The EU laws to ban astroturfing, sock-puppeting and lots of other strangely named online terminology  (sock puppeting? What’s Mr. Flibble done that’s so bad?) is a very sensible, useful piece of legislation with one slight problem as far as I can see – how will they actually enforce it
The article itself says:
“But the crucial word here is “risk” – the government has already indicated that only serious infringements will be prosecuted, although it is probably best to assume that it will prod into action the Office of Fair Trading and Trading Standards, the chief enforcement agencies, should an illegal commercial blog gain a high media profile.”
So it seems likely the odd favourable review on Amazon by the publisher will probably slip under the radar then.
It’s great somebody’s trying to tackle this as itis becoming a bit of a problem and an utter pain in the arse at times, but with the internet being, well, huge, I’m not entirely sure its going to be easy to police, and that’s before we even get into proof (call me skeptical, but I doubt officers will be anywhere near as thorough as someone like Tim Ireland).
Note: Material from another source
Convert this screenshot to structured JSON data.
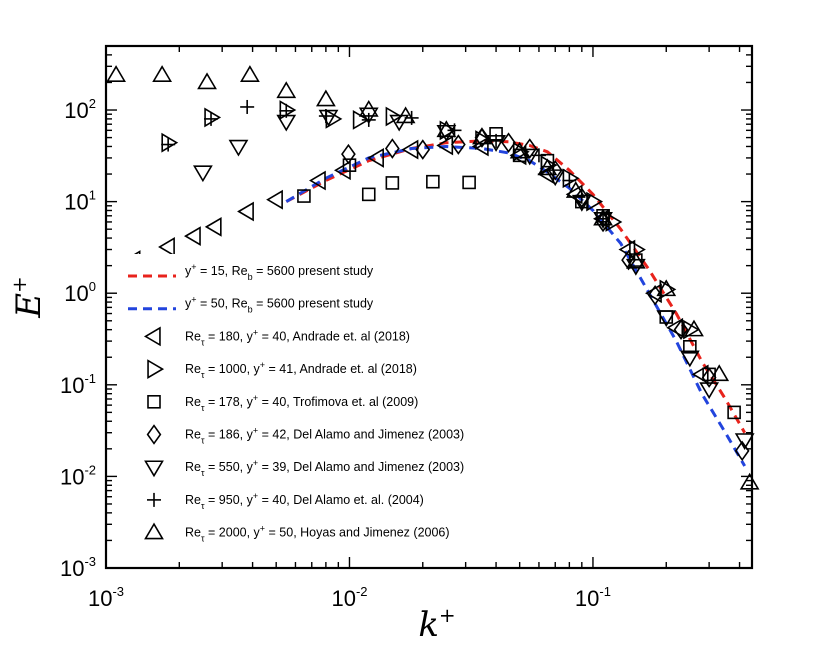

I somehow can’t see ad execs and assorted companies stopping astroturfing  and sock puppeting the moment the law comes into force, and I’ll remain skeptical until the first prosecution is successfully brought.
 Via Strange Attractor.
 On a complete, well not quite, tangent, I play 5-a-side on a fantastic rubber crumb astroturf. The only problem is the bloody rubber crumb gets everywhere. I found some in my chequebook the other day. The stuff’s like bloody Tribbles.